DULUTH -- My first 60 years were kind of a glide path to the “Golden Years.” Struggling with a career, childrearing and financing the whole thing, has disappeared in the rearview mirror. Memory can be short, especially when it involves the grind, and the rewards of making it to this day.
Things didn’t seem to hurt so much continually in that time when I was younger. I’m not talking emotional ups and downs that get woven into daily life. No, the last 15 years seems to have piled on the physical insults to a “mature” frame. These offenses are a persistent reminder that I ain’t what we used to be.
The scuffs and scrapes of childhood are part of learning how to manage the wonderful carcass that hauls us around. There are a lot of starts and stops along the way, some of the more serious ones involve casts and stitches. The minor ones — sheets of Band-Aids. Through it all, we find our way toward understanding our limits and learning to accommodate them. That blows out the window as we get older.
I used to run — loved it. There’s nothing better in my mind than getting up early in the morning, throwing on a scruffy sweatshirt and beat-up pair of running pants and pounding down the road before the sun comes up. The reward comes later in the morning when the surge of endorphins hits and provides energy and focus that makes going to work enjoyable. Then the knees and feet went.
I blew out my left knee when I was in eighth grade playing touch football on the front lawn of Wilson High School in St. Paul. At the time, the remedy was ice and rest. I am to this day very grateful that the medical procedures of that period didn’t apply to my case. The way to treat it then was to cut out the damaged cartilage, which later on in life gave the gift of severe arthritis in the knee. Fortunately, I didn’t have to worry about that.

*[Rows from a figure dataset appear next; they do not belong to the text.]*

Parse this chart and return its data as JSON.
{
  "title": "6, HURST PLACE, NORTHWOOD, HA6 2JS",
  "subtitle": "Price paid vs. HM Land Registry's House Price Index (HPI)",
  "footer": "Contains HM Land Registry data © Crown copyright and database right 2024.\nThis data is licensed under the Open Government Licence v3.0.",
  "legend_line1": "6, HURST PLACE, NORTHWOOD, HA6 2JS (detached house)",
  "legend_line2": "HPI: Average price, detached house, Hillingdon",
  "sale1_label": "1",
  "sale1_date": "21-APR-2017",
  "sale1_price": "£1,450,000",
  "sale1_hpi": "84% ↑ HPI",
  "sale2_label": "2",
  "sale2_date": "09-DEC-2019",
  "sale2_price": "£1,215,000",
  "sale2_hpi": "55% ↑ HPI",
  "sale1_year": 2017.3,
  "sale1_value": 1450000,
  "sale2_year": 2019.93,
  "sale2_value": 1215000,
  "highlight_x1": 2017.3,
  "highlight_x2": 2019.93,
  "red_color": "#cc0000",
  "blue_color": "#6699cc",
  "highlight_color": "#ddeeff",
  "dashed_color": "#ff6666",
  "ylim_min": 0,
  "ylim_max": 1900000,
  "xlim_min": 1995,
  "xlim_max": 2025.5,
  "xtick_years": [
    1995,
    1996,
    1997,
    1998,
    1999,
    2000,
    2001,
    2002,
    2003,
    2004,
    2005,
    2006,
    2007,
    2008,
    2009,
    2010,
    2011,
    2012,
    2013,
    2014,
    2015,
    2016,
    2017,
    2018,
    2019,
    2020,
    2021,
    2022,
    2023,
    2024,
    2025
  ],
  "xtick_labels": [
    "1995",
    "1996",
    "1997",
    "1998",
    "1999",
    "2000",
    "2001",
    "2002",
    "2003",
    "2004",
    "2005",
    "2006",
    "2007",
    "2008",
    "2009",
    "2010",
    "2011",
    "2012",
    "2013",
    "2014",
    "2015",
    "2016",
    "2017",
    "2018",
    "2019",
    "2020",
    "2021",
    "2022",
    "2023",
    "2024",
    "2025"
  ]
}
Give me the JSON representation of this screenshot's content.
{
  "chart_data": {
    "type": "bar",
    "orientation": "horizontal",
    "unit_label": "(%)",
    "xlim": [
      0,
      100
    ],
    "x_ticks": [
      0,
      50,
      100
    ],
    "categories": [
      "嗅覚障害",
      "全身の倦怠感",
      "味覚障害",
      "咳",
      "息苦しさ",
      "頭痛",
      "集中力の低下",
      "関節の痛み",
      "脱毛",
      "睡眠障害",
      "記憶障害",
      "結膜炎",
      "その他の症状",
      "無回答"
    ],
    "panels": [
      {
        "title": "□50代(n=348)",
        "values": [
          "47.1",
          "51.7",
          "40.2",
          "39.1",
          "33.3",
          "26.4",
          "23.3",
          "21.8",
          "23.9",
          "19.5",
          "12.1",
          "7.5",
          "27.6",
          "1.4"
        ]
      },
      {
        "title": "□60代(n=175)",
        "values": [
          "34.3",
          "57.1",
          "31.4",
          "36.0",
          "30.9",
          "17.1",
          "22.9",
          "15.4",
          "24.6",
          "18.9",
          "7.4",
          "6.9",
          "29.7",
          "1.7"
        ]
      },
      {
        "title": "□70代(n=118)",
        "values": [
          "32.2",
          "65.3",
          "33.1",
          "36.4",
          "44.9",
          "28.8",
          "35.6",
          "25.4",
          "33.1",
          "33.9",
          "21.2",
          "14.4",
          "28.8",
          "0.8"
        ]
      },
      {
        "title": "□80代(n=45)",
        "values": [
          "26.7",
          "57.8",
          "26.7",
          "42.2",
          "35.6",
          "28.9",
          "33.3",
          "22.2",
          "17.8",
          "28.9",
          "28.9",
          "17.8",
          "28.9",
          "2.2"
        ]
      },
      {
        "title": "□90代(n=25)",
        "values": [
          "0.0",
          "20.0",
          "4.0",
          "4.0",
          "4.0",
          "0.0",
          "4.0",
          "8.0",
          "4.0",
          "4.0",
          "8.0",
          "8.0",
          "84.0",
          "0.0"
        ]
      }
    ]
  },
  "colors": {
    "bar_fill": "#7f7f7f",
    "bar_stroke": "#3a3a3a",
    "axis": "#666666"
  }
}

However, I didn’t escape a “trick” knee that let me down, sometimes literally. One time after I leaned on a podium while teaching an English class, I collapsed on the floor when the knee gave way. The kids were a bit startled; I laughed it off and continued on with our discussion of Vonnegut’s “Slaughterhouse Five.”

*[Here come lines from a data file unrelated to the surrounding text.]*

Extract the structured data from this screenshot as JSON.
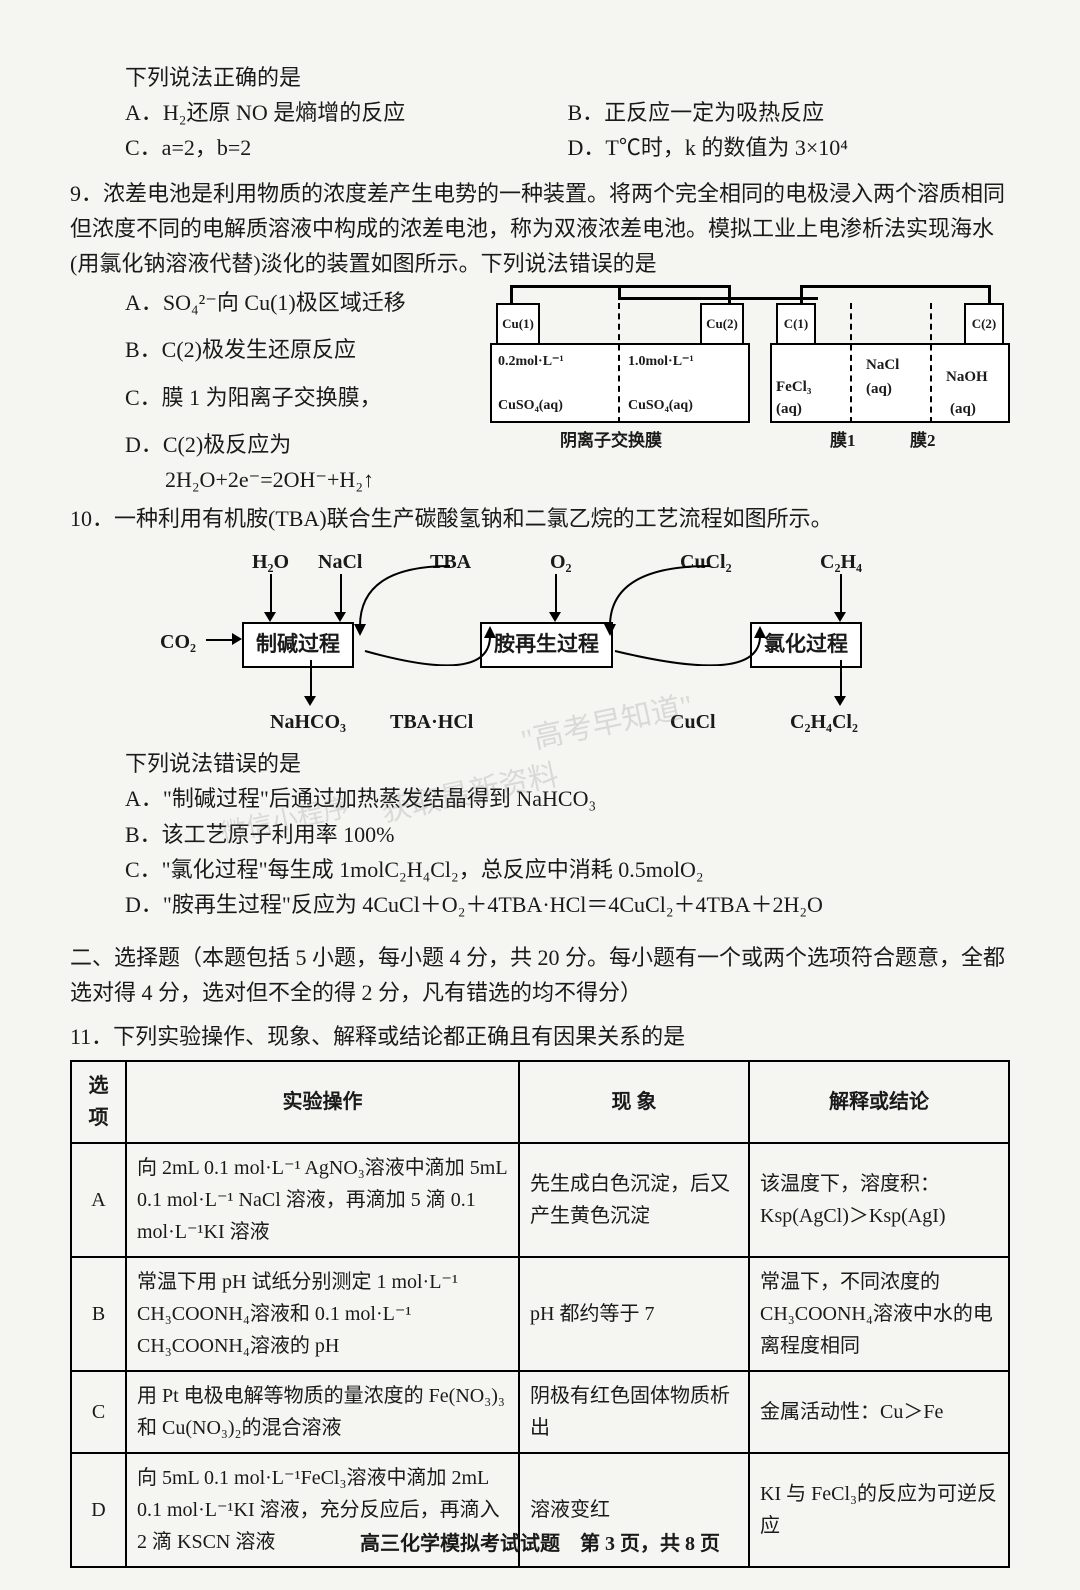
{
  "pre": {
    "line1": "下列说法正确的是",
    "optA": "A．H₂还原 NO 是熵增的反应",
    "optB": "B．正反应一定为吸热反应",
    "optC": "C．a=2，b=2",
    "optD": "D．T℃时，k 的数值为 3×10⁴"
  },
  "q9": {
    "stem": "9．浓差电池是利用物质的浓度差产生电势的一种装置。将两个完全相同的电极浸入两个溶质相同但浓度不同的电解质溶液中构成的浓差电池，称为双液浓差电池。模拟工业上电渗析法实现海水(用氯化钠溶液代替)淡化的装置如图所示。下列说法错误的是",
    "optA": "A．SO₄²⁻向 Cu(1)极区域迁移",
    "optB": "B．C(2)极发生还原反应",
    "optC": "C．膜 1 为阳离子交换膜，",
    "optD": "D．C(2)极反应为",
    "optD2": "2H₂O+2e⁻=2OH⁻+H₂↑",
    "diagram": {
      "cu1": "Cu(1)",
      "cu2": "Cu(2)",
      "c1": "C(1)",
      "c2": "C(2)",
      "conc1": "0.2mol·L⁻¹",
      "conc2": "1.0mol·L⁻¹",
      "sol1": "CuSO₄(aq)",
      "sol2": "CuSO₄(aq)",
      "fecl3": "FeCl₃",
      "aq1": "(aq)",
      "nacl": "NaCl",
      "aq2": "(aq)",
      "naoh": "NaOH",
      "aq3": "(aq)",
      "anion_mem": "阴离子交换膜",
      "mem1": "膜1",
      "mem2": "膜2"
    }
  },
  "q10": {
    "stem": "10．一种利用有机胺(TBA)联合生产碳酸氢钠和二氯乙烷的工艺流程如图所示。",
    "prompt": "下列说法错误的是",
    "optA": "A．\"制碱过程\"后通过加热蒸发结晶得到 NaHCO₃",
    "optB": "B．该工艺原子利用率 100%",
    "optC": "C．\"氯化过程\"每生成 1molC₂H₄Cl₂，总反应中消耗 0.5molO₂",
    "optD": "D．\"胺再生过程\"反应为 4CuCl＋O₂＋4TBA·HCl＝4CuCl₂＋4TBA＋2H₂O",
    "labels": {
      "h2o": "H₂O",
      "nacl": "NaCl",
      "tba": "TBA",
      "o2": "O₂",
      "cucl2": "CuCl₂",
      "c2h4": "C₂H₄",
      "co2": "CO₂",
      "box1": "制碱过程",
      "box2": "胺再生过程",
      "box3": "氯化过程",
      "nahco3": "NaHCO₃",
      "tbahcl": "TBA·HCl",
      "cucl": "CuCl",
      "c2h4cl2": "C₂H₄Cl₂"
    }
  },
  "section2": {
    "heading": "二、选择题（本题包括 5 小题，每小题 4 分，共 20 分。每小题有一个或两个选项符合题意，全都选对得 4 分，选对但不全的得 2 分，凡有错选的均不得分）"
  },
  "q11": {
    "stem": "11．下列实验操作、现象、解释或结论都正确且有因果关系的是",
    "headers": {
      "opt": "选项",
      "op": "实验操作",
      "ph": "现 象",
      "ex": "解释或结论"
    },
    "rows": [
      {
        "opt": "A",
        "op": "向 2mL 0.1 mol·L⁻¹ AgNO₃溶液中滴加 5mL 0.1 mol·L⁻¹ NaCl 溶液，再滴加 5 滴 0.1 mol·L⁻¹KI 溶液",
        "ph": "先生成白色沉淀，后又产生黄色沉淀",
        "ex": "该温度下，溶度积：Ksp(AgCl)＞Ksp(AgI)"
      },
      {
        "opt": "B",
        "op": "常温下用 pH 试纸分别测定 1 mol·L⁻¹ CH₃COONH₄溶液和 0.1 mol·L⁻¹ CH₃COONH₄溶液的 pH",
        "ph": "pH 都约等于 7",
        "ex": "常温下，不同浓度的 CH₃COONH₄溶液中水的电离程度相同"
      },
      {
        "opt": "C",
        "op": "用 Pt 电极电解等物质的量浓度的 Fe(NO₃)₃和 Cu(NO₃)₂的混合溶液",
        "ph": "阴极有红色固体物质析出",
        "ex": "金属活动性：Cu＞Fe"
      },
      {
        "opt": "D",
        "op": "向 5mL 0.1 mol·L⁻¹FeCl₃溶液中滴加 2mL 0.1 mol·L⁻¹KI 溶液，充分反应后，再滴入 2 滴 KSCN 溶液",
        "ph": "溶液变红",
        "ex": "KI 与 FeCl₃的反应为可逆反应"
      }
    ]
  },
  "footer": "高三化学模拟考试试题　第 3 页，共 8 页",
  "watermarks": {
    "w1": "\"高考早知道\"",
    "w2": "获取最新资料",
    "w3": "微信小程序"
  }
}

After that little stunt, I talked my orthopod into a brace to keep the leg in line so I could lean whenever I wanted to, especially when I was skiing — downhill, cross-country or water.
The feet — well, they just hurt too, until I had them overhauled, a process that involved a significant amount of pain. When I grabbed an early retirement opportunity, it was down to walking a couple miles in the morning with my buddies, and BSing afterward while we drank coffee at a local cafe. By that time, we all had given up running.
I could go on and on about all the stuff that many of you hear from grandparents, uncles or the geezer at the next table who talks too loud about his most recent “procedure.” No need to go there.
Yes, there is stuff that aches all the time. But it’s a good reminder, with no need to look in the rearview mirror. It hurts, but I’m still alive. The Advil is never far out of reach.